Blade RunneR 2049’s Box office

Should the publicity have publicised a little more?

- KH

While shooting Blade Runner 2049, Jared Leto wore sight-limiting contacts to get under the skin of the blind Niander Wallace. Sadly, American audiences were less willing to follow the journey of Ryan Gosling’s K partially plot-blind. Despite deservedly rapturous reviews, Denis Villeneuve’s sumptuous, searching sequel replicated its predecesso­r’s box-office burp, begging a question: did the publicity not light the way enough for newcomers to follow?

True, the 1982 original grew cult legs after its box-office miss. But 2049’s returns ($223m worldwide, to date, on a $150m budget, premarketi­ng) suggest not everyone has spent decades debating Deckard’s identity. 2049 reaches beyond that issue, but its publicity left potential viewers with little to hang on. Gosling and Harrison Ford, though charming, certainly didn’t give interviewe­rs much.

So, K’s nature was a repli-can’t-tellanyone secret, as was his discovery.

Though the latter plot point should have remained secret, audiences perhaps needed something to draw them in, beyond a La La Land-ish ivory-tickling tease for Gos-watchers and some eye-ravishing worldbuild­ing. Without much story to hand, newcomers’ memory implants surely remained unsparked by back-referencin­g trailer lines such as, “Things were simpler then.” Most ticket sales went to men over 25, who might always have seen it anyway.

The ameliorati­ng take-away from the secrecy is that 2049 remained pure for fans in a climate where lots of trailers tease every act in a film. As Villeneuve said, “People want to know too many things before.” And revealing trailers aren’t always bankers: Alien: Covenant under-performed, despite hatching its non-plot and prime shocks pre-release.
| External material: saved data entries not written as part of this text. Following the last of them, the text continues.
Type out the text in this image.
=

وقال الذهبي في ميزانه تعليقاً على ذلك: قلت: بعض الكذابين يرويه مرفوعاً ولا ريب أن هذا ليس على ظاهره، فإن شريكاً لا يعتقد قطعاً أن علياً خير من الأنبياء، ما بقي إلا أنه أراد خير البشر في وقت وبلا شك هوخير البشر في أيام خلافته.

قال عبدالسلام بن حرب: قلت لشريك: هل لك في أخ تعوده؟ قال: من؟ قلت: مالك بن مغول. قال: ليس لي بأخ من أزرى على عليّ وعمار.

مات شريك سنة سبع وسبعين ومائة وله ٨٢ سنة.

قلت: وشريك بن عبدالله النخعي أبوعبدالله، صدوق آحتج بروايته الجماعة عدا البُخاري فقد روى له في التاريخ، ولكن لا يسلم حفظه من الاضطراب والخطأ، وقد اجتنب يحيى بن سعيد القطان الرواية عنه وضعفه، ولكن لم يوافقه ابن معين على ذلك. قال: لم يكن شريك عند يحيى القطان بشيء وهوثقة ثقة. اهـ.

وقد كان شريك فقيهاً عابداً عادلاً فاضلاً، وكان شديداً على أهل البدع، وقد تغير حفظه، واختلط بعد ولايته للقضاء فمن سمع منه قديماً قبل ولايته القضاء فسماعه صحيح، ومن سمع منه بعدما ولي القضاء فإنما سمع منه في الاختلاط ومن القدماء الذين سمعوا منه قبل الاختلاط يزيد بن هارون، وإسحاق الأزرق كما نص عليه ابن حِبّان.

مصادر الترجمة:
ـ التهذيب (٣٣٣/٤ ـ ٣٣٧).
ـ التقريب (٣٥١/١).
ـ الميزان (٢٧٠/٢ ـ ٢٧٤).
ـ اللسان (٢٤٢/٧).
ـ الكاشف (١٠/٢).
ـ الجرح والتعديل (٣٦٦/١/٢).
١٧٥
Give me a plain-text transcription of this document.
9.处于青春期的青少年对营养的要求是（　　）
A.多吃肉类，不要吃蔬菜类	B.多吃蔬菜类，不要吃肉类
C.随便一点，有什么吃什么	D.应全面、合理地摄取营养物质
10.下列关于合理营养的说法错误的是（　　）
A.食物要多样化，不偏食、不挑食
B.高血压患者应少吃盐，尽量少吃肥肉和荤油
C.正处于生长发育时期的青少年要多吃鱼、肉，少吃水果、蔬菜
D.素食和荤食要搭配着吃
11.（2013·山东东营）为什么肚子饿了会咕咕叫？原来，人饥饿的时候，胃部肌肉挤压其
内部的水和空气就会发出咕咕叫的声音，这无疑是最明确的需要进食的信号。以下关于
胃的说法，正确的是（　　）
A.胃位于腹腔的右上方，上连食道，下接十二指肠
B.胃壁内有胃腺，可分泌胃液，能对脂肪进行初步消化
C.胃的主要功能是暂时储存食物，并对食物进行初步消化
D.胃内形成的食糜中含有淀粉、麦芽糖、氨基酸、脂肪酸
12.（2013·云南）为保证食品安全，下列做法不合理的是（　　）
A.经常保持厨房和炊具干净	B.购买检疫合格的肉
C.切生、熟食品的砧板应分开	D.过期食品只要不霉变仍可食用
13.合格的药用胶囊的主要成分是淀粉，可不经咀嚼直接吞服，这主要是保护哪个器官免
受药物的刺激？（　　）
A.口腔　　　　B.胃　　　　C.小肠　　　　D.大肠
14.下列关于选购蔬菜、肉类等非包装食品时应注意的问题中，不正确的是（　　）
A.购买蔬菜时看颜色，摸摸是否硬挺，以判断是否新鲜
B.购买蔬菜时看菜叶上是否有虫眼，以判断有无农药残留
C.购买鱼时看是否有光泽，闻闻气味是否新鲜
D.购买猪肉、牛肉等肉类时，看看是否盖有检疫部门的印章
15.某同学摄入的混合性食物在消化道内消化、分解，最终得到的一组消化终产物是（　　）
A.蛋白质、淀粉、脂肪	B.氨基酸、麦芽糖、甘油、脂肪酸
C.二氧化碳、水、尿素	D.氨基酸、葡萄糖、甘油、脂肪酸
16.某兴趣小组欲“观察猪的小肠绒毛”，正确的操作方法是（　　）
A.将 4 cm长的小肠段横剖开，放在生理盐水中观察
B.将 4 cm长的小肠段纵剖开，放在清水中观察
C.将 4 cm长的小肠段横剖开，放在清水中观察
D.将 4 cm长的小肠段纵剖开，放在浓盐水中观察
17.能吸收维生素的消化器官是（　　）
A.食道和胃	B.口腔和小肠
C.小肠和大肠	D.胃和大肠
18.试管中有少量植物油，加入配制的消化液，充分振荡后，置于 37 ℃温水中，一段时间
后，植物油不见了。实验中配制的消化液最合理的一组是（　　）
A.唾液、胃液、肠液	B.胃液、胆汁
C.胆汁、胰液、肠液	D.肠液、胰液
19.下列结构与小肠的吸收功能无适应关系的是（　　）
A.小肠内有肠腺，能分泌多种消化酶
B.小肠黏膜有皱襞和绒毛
For wider non-initiates, perhaps 2049 would always have been a tricky sell. Long films don’t always flop, so size alone can’t be to blame. But the combinatio­n of time commitment and ambient dust around the plot with a dark vision, deep mythologie­s, divided opinions on the female roles, and a doleful Gos perhaps didn’t help its break-out chances.

However you cut it, that box-office miss saddens because studios don’t often risk sci-fi visions this thrillingl­y far-reaching. In short? Don’t expect to find out what happened to Deck’s dog in a hurry now.

‘it remained pure in a climate where trailers tease every act’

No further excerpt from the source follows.